The National Pupil Database is not open data

News & Analysis
The National Pupil Database is not open data

This weekend, the Department for Education sponsored an "appathon", allowing attendees access to the National Pupil Database (which holds information like exam results, special education needs, truancy records and eligibility for free school meals on every child at every state school in the country) and inviting people to build "apps".
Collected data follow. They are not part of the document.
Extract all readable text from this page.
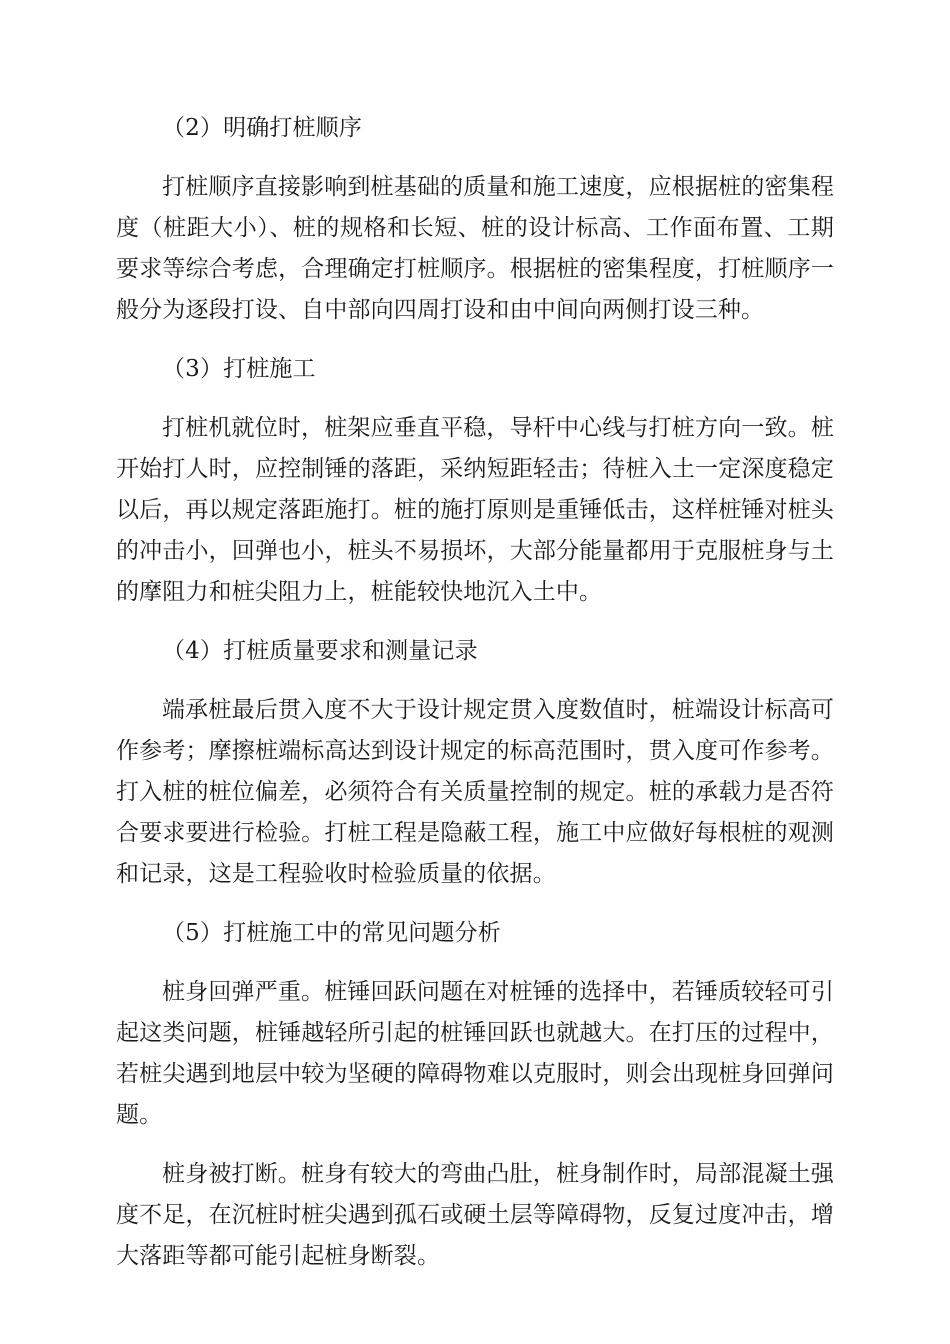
（2）明确打桩顺序

打桩顺序直接影响到桩基础的质量和施工速度，应根据桩的密集程度（桩距大小）、桩的规格和长短、桩的设计标高、工作面布置、工期要求等综合考虑，合理确定打桩顺序。根据桩的密集程度，打桩顺序一般分为逐段打设、自中部向四周打设和由中间向两侧打设三种。

（3）打桩施工

打桩机就位时，桩架应垂直平稳，导杆中心线与打桩方向一致。桩开始打人时，应控制锤的落距，采纳短距轻击；待桩入土一定深度稳定以后，再以规定落距施打。桩的施打原则是重锤低击，这样桩锤对桩头的冲击小，回弹也小，桩头不易损坏，大部分能量都用于克服桩身与土的摩阻力和桩尖阻力上，桩能较快地沉入土中。

（4）打桩质量要求和测量记录

端承桩最后贯入度不大于设计规定贯入度数值时，桩端设计标高可作参考；摩擦桩端标高达到设计规定的标高范围时，贯入度可作参考。打入桩的桩位偏差，必须符合有关质量控制的规定。桩的承载力是否符合要求要进行检验。打桩工程是隐蔽工程，施工中应做好每根桩的观测和记录，这是工程验收时检验质量的依据。

（5）打桩施工中的常见问题分析

桩身回弹严重。桩锤回跃问题在对桩锤的选择中，若锤质较轻可引起这类问题，桩锤越轻所引起的桩锤回跃也就越大。在打压的过程中，若桩尖遇到地层中较为坚硬的障碍物难以克服时，则会出现桩身回弹问题。

桩身被打断。桩身有较大的弯曲凸肚，桩身制作时，局部混凝土强度不足，在沉桩时桩尖遇到孤石或硬土层等障碍物，反复过度冲击，增大落距等都可能引起桩身断裂。
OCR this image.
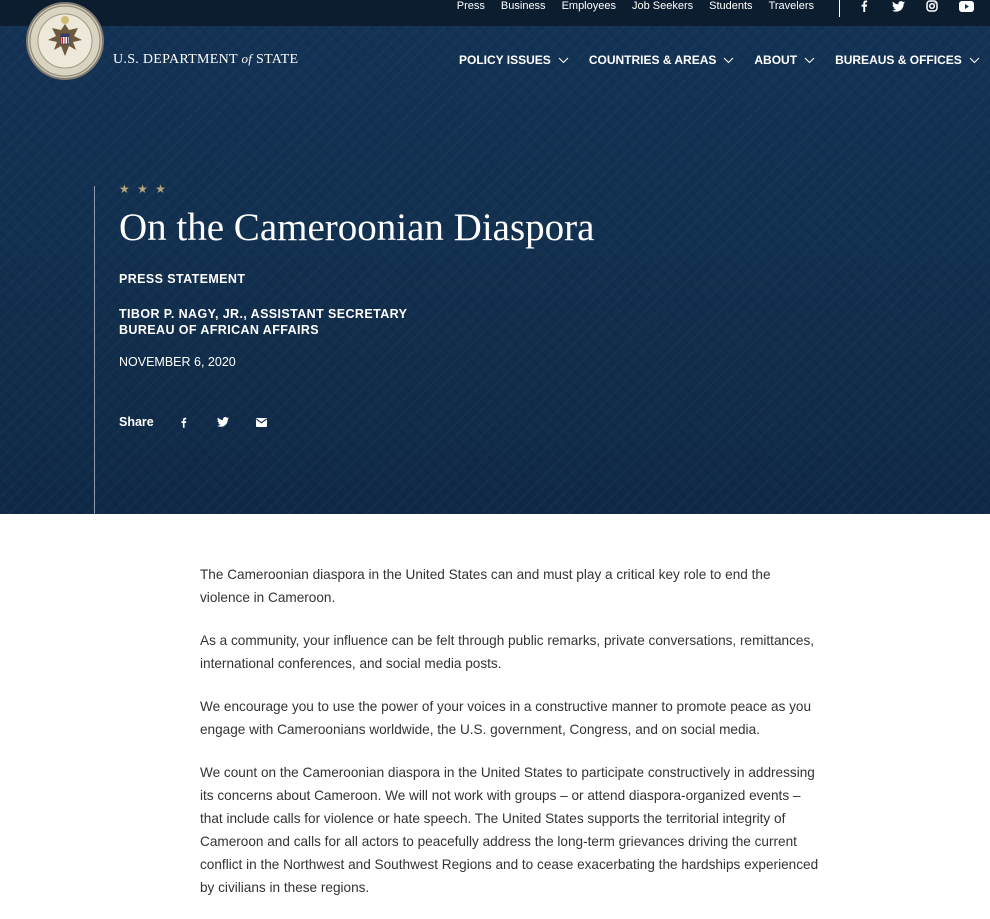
Press Business Employees Job Seekers Students Travelers
U.S. DEPARTMENT of STATE	POLICY ISSUES	COUNTRIES & AREAS	ABOUT	BUREAUS & OFFICES
★ ★ ★
On the Cameroonian Diaspora
PRESS STATEMENT
TIBOR P. NAGY, JR., ASSISTANT SECRETARY
BUREAU OF AFRICAN AFFAIRS
NOVEMBER 6, 2020
Share

The Cameroonian diaspora in the United States can and must play a critical key role to end the violence in Cameroon.

As a community, your influence can be felt through public remarks, private conversations, remittances, international conferences, and social media posts.

We encourage you to use the power of your voices in a constructive manner to promote peace as you engage with Cameroonians worldwide, the U.S. government, Congress, and on social media.

We count on the Cameroonian diaspora in the United States to participate constructively in addressing its concerns about Cameroon. We will not work with groups – or attend diaspora-organized events – that include calls for violence or hate speech. The United States supports the territorial integrity of Cameroon and calls for all actors to peacefully address the long-term grievances driving the current conflict in the Northwest and Southwest Regions and to cease exacerbating the hardships experienced by civilians in these regions.
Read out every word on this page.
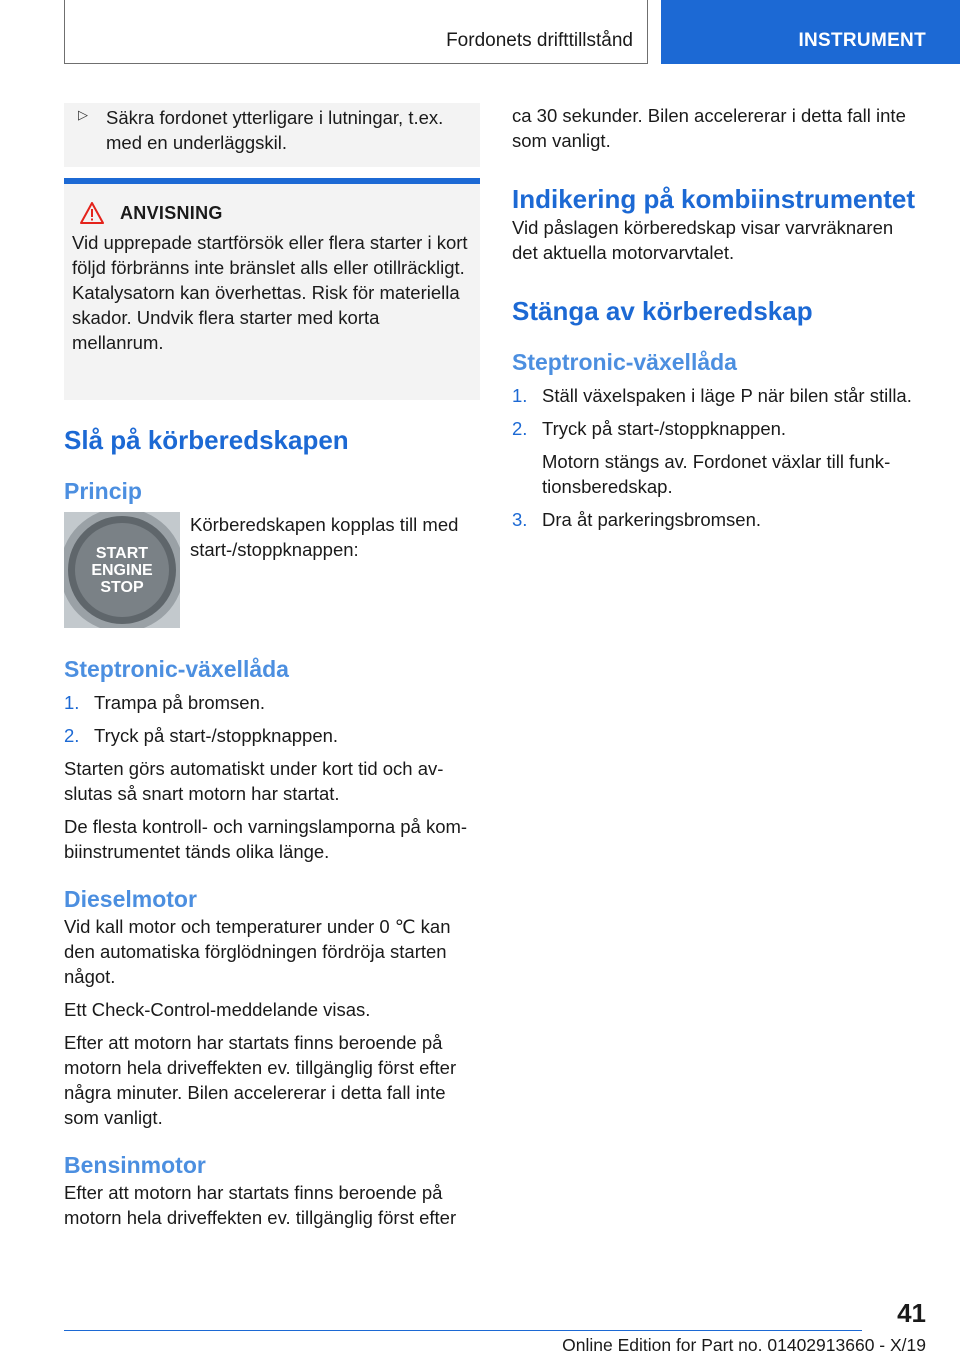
Fordonets drifttillstånd	INSTRUMENT
▷ Säkra fordonet ytterligare i lutningar, t.ex. med en underläggskil.
ANVISNING
Vid upprepade startförsök eller flera starter i kort följd förbränns inte bränslet alls eller otillräckligt. Katalysatorn kan överhettas. Risk för materiella skador. Undvik flera starter med korta mellanrum.
Slå på körberedskapen
Princip
START
ENGINE
STOP
Körberedskapen kopplas till med start-/stoppknappen:
Steptronic-växellåda
1. Trampa på bromsen.
2. Tryck på start-/stoppknappen.
Starten görs automatiskt under kort tid och avslutas så snart motorn har startat.
De flesta kontroll- och varningslamporna på kombiinstrumentet tänds olika länge.
Dieselmotor
Vid kall motor och temperaturer under 0 ℃ kan den automatiska förglödningen fördröja starten något.
Ett Check-Control-meddelande visas.
Efter att motorn har startats finns beroende på motorn hela driveffekten ev. tillgänglig först efter några minuter. Bilen accelererar i detta fall inte som vanligt.
Bensinmotor
Efter att motorn har startats finns beroende på motorn hela driveffekten ev. tillgänglig först efter
ca 30 sekunder. Bilen accelererar i detta fall inte som vanligt.
Indikering på kombiinstrumentet
Vid påslagen körberedskap visar varvräknaren det aktuella motorvarvtalet.
Stänga av körberedskap
Steptronic-växellåda
1. Ställ växelspaken i läge P när bilen står stilla.
2. Tryck på start-/stoppknappen.
Motorn stängs av. Fordonet växlar till funktionsberedskap.
3. Dra åt parkeringsbromsen.
41
Online Edition for Part no. 01402913660 - X/19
The database contains over 400 variables and the records of around 600,000 children. With so many variables, it is a relatively simple task to identify individual children who in any way stand out from the crowd, e.g. those who've performed unusually well in rare subjects. The kind of information the database holds is extremely sensitive and children may have gone out of their way to conceal it from their classmates. Make no mistake - this is intensely personal stuff, not "open data", and any suggestion otherwise betrays a fundamental misunderstanding of both categories. Accordingly, additional safeguards of process and content must be applied.
This data is not condusive to an "appathon" environment. It is a good thing that the DfE are considering new approaches, but this is important data of significant utility, that must be treated and protected appropriately. A public event, with participants solicited on Twitter and no transparency of process, was not appropriate. 
Last week, we asked four simple questions of the organisers in an email:
We have noted with concern the "National Pupil Data Appathon" this weekend, and that, by nature, this data is intensely personal for a protected group: school children. We note that this data is a mandatory, detailed, database of every state school child in England, and significant care should be taken over its use, to prevent harm to those who have no choice on inclusion.
Can you please clarify the following 4 points:
1) What data access arrangements will attendees be provided with?
2) What legal commitments will attendees be required to make?
3) What data protection/managment guidance will be given to attendees?
3b) Given the use of an API, will synthetic data be provided for
testing/debugging/public exhibition?
4) Who gave permission in the first instance and can we see the letter
of agreement?
We thank you for your time, your quick and detailed response.
Gus Hosein

Last Friday, the organisers' response was "No comment".
With Secretary of State Michael Gove attending the event on Sunday, we had hoped that the DfE had satisfied its data custodian requirements. However, this writeup of the event subsequently made it clear that our concerns were in no way theoretical. Stating that one child was identifiable based on one data point, the author also states that another person can connect the other 399 data points to the same child. The DfE's legal responsibiltiy for maintaining the confidentiality of every student seems to have been breached. 
We'll follow up with more details over the next few weeks as we receive responses to our Freedom of Information request.